For how long would Egypt’s Supreme Council of the Armed Forces (SCAF), the country’s de facto ruling authority, go on “playing with fire” and “confiscating the achievements” of the January 25 revolution that broke Hosni Mubarak’s 30-year-old grip on power? That was the question posed by columnist Mazen Hammad in yesterday’s edition of the Qatari newspaper Al Watan.

“I say this as one million Egyptians … agreed [on Friday] to make a studied move to protect their revolution and its historic accomplishments,” the columnist said. “The huge demonstration, which took place in Tahrir Square in Cairo and was accompanied by sit-ins in other Egyptian cities, goes to show the level of alertness of the Egyptian people and their hyper-sensitivity to the slightest attempt to tamper with the civilian authority poised to take over control of the country’s affairs after the parliamentary elections due by the end of this month.”

Egyptian demonstrators, mobilised by the Muslim Brotherhood, were protesting against the so-called “Al Salmi document”, a proposal of basic constitutional provisions put forward by the country’s deputy premier, Ali Al Salmi, which grants the military special privileges.

“The Egyptian revolution is still in its beginning. But it is clear that in a democracy, the army must answer to the politicians.”

Fatah-Hamas peace is subject to politicking

Palestinians have been busy over the past two weeks talking about the prospective meeting in Cairo between the head of the Palestinian Authority, Mahmoud Abbas, and Hamas’s political bureau chief, Khaled Mashaal, wrote columnist Hussam Kanafani in yesterday’s edition of the Emirati newspaper Al Khaleej.

The meeting is expected to result in “a breakthrough towards the consummation of inter-Palestinian reconciliation”, which has been staggering since Fatah and Hamas – the two major factions in the Palestinian struggle for statehood – signed a reconciliation deal in Cairo more than six months ago.
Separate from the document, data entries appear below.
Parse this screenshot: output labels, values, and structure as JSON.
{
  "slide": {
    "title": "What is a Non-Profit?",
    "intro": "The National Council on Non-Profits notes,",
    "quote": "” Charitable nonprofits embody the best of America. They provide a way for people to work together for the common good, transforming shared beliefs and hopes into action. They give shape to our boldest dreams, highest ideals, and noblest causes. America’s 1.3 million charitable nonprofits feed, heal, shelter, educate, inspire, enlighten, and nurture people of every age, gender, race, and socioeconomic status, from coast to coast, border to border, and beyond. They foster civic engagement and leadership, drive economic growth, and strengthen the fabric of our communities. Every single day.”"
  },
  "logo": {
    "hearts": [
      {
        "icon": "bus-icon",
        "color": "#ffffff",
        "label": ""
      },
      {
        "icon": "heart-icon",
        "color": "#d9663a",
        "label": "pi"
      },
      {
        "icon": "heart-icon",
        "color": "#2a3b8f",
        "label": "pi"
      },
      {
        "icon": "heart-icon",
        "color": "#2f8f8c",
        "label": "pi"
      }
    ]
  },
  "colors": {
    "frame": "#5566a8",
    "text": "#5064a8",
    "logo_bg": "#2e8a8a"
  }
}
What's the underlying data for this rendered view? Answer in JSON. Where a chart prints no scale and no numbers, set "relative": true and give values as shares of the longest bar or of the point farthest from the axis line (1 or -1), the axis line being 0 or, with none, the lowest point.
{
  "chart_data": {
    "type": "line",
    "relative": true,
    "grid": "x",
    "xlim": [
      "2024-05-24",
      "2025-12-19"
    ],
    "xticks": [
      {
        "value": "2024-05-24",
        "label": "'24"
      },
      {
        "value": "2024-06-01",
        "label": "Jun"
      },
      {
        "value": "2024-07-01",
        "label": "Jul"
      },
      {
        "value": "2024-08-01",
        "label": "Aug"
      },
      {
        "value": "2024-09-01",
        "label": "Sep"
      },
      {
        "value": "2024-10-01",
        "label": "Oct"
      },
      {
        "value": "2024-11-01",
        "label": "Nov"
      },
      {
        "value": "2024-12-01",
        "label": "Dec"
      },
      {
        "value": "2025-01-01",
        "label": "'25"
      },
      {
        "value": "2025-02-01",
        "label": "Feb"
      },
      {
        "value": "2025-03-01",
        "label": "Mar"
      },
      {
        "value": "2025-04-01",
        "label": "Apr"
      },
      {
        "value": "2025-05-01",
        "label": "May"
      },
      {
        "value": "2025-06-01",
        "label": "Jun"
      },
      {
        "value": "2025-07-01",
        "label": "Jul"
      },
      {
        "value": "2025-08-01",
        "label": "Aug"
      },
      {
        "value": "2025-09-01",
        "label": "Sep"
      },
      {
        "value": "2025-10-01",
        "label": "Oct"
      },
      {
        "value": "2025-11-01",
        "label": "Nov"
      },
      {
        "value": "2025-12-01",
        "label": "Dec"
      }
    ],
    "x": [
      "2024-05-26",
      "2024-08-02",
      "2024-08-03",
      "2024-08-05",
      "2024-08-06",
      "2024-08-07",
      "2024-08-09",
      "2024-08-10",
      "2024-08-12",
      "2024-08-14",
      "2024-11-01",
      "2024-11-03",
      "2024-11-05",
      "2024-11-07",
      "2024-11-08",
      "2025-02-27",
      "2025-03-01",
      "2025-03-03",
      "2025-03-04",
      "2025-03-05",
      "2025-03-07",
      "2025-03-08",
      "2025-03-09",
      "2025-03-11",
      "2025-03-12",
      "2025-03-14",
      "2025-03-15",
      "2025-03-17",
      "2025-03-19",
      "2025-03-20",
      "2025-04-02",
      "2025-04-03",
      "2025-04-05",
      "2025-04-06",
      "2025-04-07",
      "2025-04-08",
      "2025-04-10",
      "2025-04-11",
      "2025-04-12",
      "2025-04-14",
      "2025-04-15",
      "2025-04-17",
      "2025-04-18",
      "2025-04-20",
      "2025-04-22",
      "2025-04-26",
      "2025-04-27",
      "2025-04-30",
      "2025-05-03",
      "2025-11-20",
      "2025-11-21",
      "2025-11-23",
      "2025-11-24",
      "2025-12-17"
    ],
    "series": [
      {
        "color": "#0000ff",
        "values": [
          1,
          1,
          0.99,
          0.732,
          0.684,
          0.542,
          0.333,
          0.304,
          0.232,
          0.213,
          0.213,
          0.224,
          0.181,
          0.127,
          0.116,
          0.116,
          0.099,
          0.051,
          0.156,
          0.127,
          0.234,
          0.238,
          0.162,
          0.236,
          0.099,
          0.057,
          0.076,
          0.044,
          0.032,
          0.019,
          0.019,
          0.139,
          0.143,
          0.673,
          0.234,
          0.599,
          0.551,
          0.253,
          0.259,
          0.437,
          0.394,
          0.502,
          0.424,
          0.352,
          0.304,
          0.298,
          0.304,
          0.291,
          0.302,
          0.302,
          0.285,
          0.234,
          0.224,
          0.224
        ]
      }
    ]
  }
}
The two view the struggle against Israeli occupation from opposite angles.

Still, it was important for Mr Abbas to make that deal with Hamas mostly because he was preparing to lodge the Palestinian bid for statehood with the United Nations, the columnist said.

Why bring up reconciliation again now that the Palestinian bid in the UN Security Council is as good as dead? Because the Security Council’s Committee on the Admission of New Members reportedly cited earlier this month the PA’s lack of control over the Gaza Strip – a territory controlled by Hamas – as one of the reasons why Palestine may not yet be eligible to become an independent state.